Cecilia Maria Strada (born 12 March 1979) is an Italian philanthropist and essayist. She is a former president of the NGO Emergency, which provides free medical treatment to the victims of war, poverty and land mines.

== Life ==
The only daughter of Gino Strada and Teresa Sarti Strada, Cecilia Strada graduated in sociology at the University of Milano-Bicocca. At the age of thirty years, on 21 December 2009, she was elected president of Emergency in place of her mother, who had died the previous September. She held this position until July 2017.

Strada is married to Maso Notarianni and has a son. On 27 June 2021, she announced that she was bisexual.

== Career ==
Internationally engaged, she followed the activities of the various hospitals of the Emergency organization and took care of their relations at the local level, as well as testifying to her experience as journalist and on media. She supports the need for a change in international relations and the need to link the network of commercial relationships with respect for human rights.
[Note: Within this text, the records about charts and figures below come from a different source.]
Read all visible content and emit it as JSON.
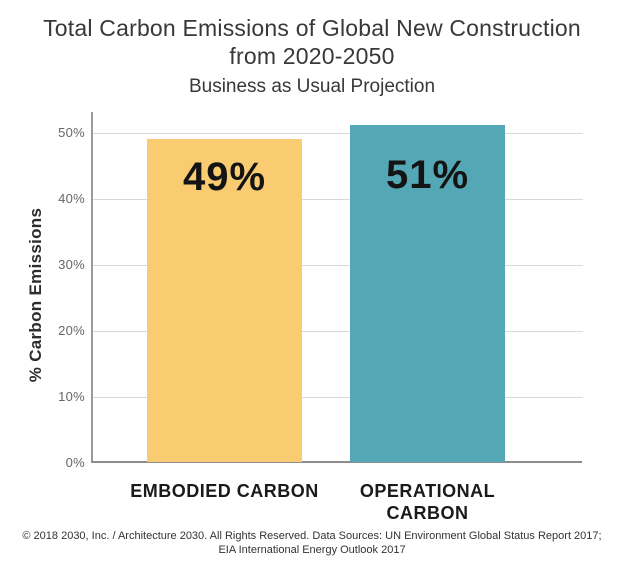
{
  "title": {
    "line1": "Total Carbon Emissions of Global New Construction",
    "line2": "from 2020-2050",
    "subtitle": "Business as Usual Projection"
  },
  "y_axis": {
    "label": "% Carbon Emissions"
  },
  "footer": {
    "line1": "© 2018 2030, Inc. / Architecture 2030. All Rights Reserved. Data Sources: UN Environment Global Status Report 2017;",
    "line2": "EIA International Energy Outlook 2017"
  },
  "colors": {
    "embodied_bar": "#FACC72",
    "operational_bar": "#54A7B4",
    "axis": "#8C8C8C",
    "gridline": "#D9D9D9",
    "tick_text": "#666666",
    "title_text": "#383838"
  },
  "chart_data": {
    "type": "bar",
    "title": "Total Carbon Emissions of Global New Construction from 2020-2050",
    "subtitle": "Business as Usual Projection",
    "categories": [
      "EMBODIED CARBON",
      "OPERATIONAL CARBON"
    ],
    "values": [
      49,
      51
    ],
    "value_labels": [
      "49%",
      "51%"
    ],
    "bar_colors": [
      "#FACC72",
      "#54A7B4"
    ],
    "xlabel": "",
    "ylabel": "% Carbon Emissions",
    "ylim": [
      0,
      50
    ],
    "y_ticks": [
      {
        "value": 0,
        "label": "0%"
      },
      {
        "value": 10,
        "label": "10%"
      },
      {
        "value": 20,
        "label": "20%"
      },
      {
        "value": 30,
        "label": "30%"
      },
      {
        "value": 40,
        "label": "40%"
      },
      {
        "value": 50,
        "label": "50%"
      }
    ],
    "grid": "horizontal",
    "legend": "none"
  }
}
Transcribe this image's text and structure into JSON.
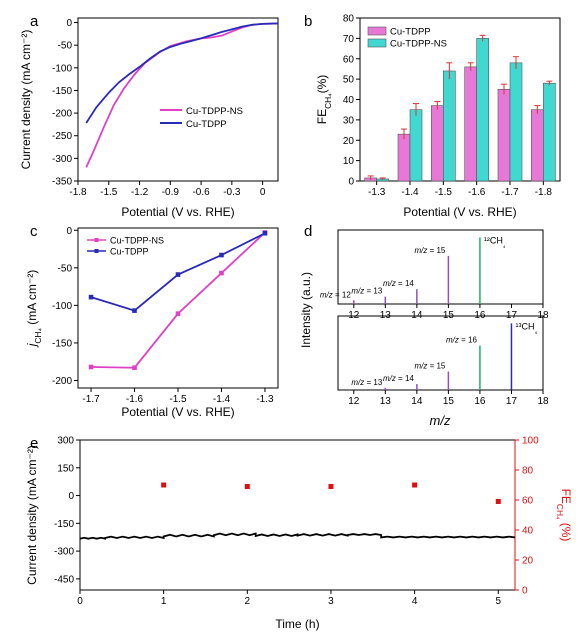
{
  "colors": {
    "magenta": "#e040c8",
    "magenta_fill": "#e878d8",
    "blue": "#2a2ab8",
    "cyan": "#40d8d0",
    "red": "#e01010",
    "green": "#20b070",
    "purple": "#9050c0",
    "errorbar": "#e03030"
  },
  "panel_labels": {
    "a": "a",
    "b": "b",
    "c": "c",
    "d": "d",
    "e": "e"
  },
  "chart_data": [
    {
      "id": "a",
      "type": "line",
      "xlabel": "Potential (V vs. RHE)",
      "ylabel": "Current density (mA cm⁻²)",
      "xlim": [
        -1.8,
        0.15
      ],
      "ylim": [
        -350,
        10
      ],
      "xticks": [
        "-1.8",
        "-1.5",
        "-1.2",
        "-0.9",
        "-0.6",
        "-0.3",
        "0"
      ],
      "yticks": [
        "0",
        "-50",
        "-100",
        "-150",
        "-200",
        "-250",
        "-300",
        "-350"
      ],
      "legend": "center-right",
      "series": [
        {
          "name": "Cu-TDPP-NS",
          "color": "magenta",
          "x": [
            -1.72,
            -1.65,
            -1.55,
            -1.45,
            -1.35,
            -1.25,
            -1.15,
            -1.0,
            -0.9,
            -0.75,
            -0.6,
            -0.5,
            -0.4,
            -0.3,
            -0.2,
            -0.1,
            0.0,
            0.15
          ],
          "y": [
            -320,
            -285,
            -232,
            -182,
            -145,
            -115,
            -90,
            -65,
            -52,
            -42,
            -35,
            -33,
            -29,
            -20,
            -11,
            -5,
            -3,
            -2
          ]
        },
        {
          "name": "Cu-TDPP",
          "color": "blue",
          "x": [
            -1.72,
            -1.62,
            -1.5,
            -1.4,
            -1.3,
            -1.2,
            -1.1,
            -1.0,
            -0.9,
            -0.8,
            -0.7,
            -0.6,
            -0.5,
            -0.4,
            -0.3,
            -0.2,
            -0.1,
            0.0,
            0.15
          ],
          "y": [
            -222,
            -187,
            -155,
            -132,
            -114,
            -98,
            -80,
            -64,
            -54,
            -47,
            -41,
            -35,
            -28,
            -21,
            -15,
            -9,
            -5,
            -3,
            -2
          ]
        }
      ]
    },
    {
      "id": "b",
      "type": "bar",
      "xlabel": "Potential (V vs. RHE)",
      "ylabel": "FE",
      "ylabel_sub": "CH₄",
      "ylabel_suffix": "(%)",
      "ylim": [
        0,
        80
      ],
      "yticks": [
        "0",
        "10",
        "20",
        "30",
        "40",
        "50",
        "60",
        "70",
        "80"
      ],
      "categories": [
        "-1.3",
        "-1.4",
        "-1.5",
        "-1.6",
        "-1.7",
        "-1.8"
      ],
      "legend": "top-left",
      "series": [
        {
          "name": "Cu-TDPP",
          "color": "magenta_fill",
          "values": [
            1.5,
            23,
            37,
            56,
            45,
            35
          ],
          "errors": [
            1,
            2.5,
            2,
            2,
            2.5,
            2
          ]
        },
        {
          "name": "Cu-TDPP-NS",
          "color": "cyan",
          "values": [
            1,
            35,
            54,
            70,
            58,
            48
          ],
          "errors": [
            0.5,
            3,
            4,
            1.5,
            3,
            1
          ]
        }
      ]
    },
    {
      "id": "c",
      "type": "line",
      "xlabel": "Potential (V vs. RHE)",
      "ylabel_prefix": "j",
      "ylabel_sub": "CH₄",
      "ylabel_suffix": "(mA cm⁻²)",
      "xlim": [
        -1.7,
        -1.3
      ],
      "ylim": [
        -200,
        0
      ],
      "xticks": [
        "-1.7",
        "-1.6",
        "-1.5",
        "-1.4",
        "-1.3"
      ],
      "yticks": [
        "0",
        "-50",
        "-100",
        "-150",
        "-200"
      ],
      "legend": "top-left",
      "series": [
        {
          "name": "Cu-TDPP-NS",
          "color": "magenta",
          "x": [
            -1.7,
            -1.6,
            -1.5,
            -1.4,
            -1.3
          ],
          "y": [
            -182,
            -183,
            -111,
            -57,
            -3
          ]
        },
        {
          "name": "Cu-TDPP",
          "color": "blue",
          "x": [
            -1.7,
            -1.6,
            -1.5,
            -1.4,
            -1.3
          ],
          "y": [
            -89,
            -107,
            -59,
            -33,
            -4
          ]
        }
      ]
    },
    {
      "id": "d",
      "type": "bar",
      "ylabel": "Intensity (a.u.)",
      "xlabel": "m/z",
      "xlim": [
        11.5,
        18
      ],
      "xticks": [
        "12",
        "13",
        "14",
        "15",
        "16",
        "17",
        "18"
      ],
      "panels": [
        {
          "species": "¹²CH₄",
          "peaks": [
            {
              "mz": 12,
              "height": 0.05,
              "label": "m/z = 12",
              "color": "purple"
            },
            {
              "mz": 13,
              "height": 0.1,
              "label": "m/z = 13",
              "color": "purple"
            },
            {
              "mz": 14,
              "height": 0.2,
              "label": "m/z = 14",
              "color": "purple"
            },
            {
              "mz": 15,
              "height": 0.65,
              "label": "m/z = 15",
              "color": "purple"
            },
            {
              "mz": 16,
              "height": 0.9,
              "label": "",
              "color": "green"
            }
          ]
        },
        {
          "species": "¹³CH₄",
          "peaks": [
            {
              "mz": 13,
              "height": 0.03,
              "label": "m/z = 13",
              "color": "purple"
            },
            {
              "mz": 14,
              "height": 0.08,
              "label": "m/z = 14",
              "color": "purple"
            },
            {
              "mz": 15,
              "height": 0.25,
              "label": "m/z = 15",
              "color": "purple"
            },
            {
              "mz": 16,
              "height": 0.6,
              "label": "m/z = 16",
              "color": "green"
            },
            {
              "mz": 17,
              "height": 0.9,
              "label": "",
              "color": "blue"
            }
          ]
        }
      ]
    },
    {
      "id": "e",
      "type": "scatter",
      "xlabel": "Time (h)",
      "ylabel": "Current density (mA cm⁻²)",
      "ylabel_right": "FE",
      "ylabel_right_sub": "CH₄",
      "ylabel_right_suffix": "(%)",
      "xlim": [
        0,
        5.2
      ],
      "ylim": [
        -500,
        300
      ],
      "ylim_right": [
        0,
        100
      ],
      "xticks": [
        "0",
        "1",
        "2",
        "3",
        "4",
        "5"
      ],
      "yticks": [
        "300",
        "150",
        "0",
        "-150",
        "-300",
        "-450"
      ],
      "yticks_right": [
        "100",
        "80",
        "60",
        "40",
        "20",
        "0"
      ],
      "current": {
        "color": "black",
        "baseline": -225
      },
      "fe": {
        "color": "red",
        "x": [
          1,
          2,
          3,
          4,
          5
        ],
        "y": [
          70,
          69,
          69,
          70,
          59
        ]
      }
    }
  ]
}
In 2018, Strada received the National Culture of Peace Award "for the many activities carried out, for her social work within an association, as well as for the work of information, counter-information and testimony regarding theaters of war and the possible solutions to be adopted. All this has allowed and allows many to know complex realities, to open up different horizons and to create spaces of decisive commitment for the progress of society."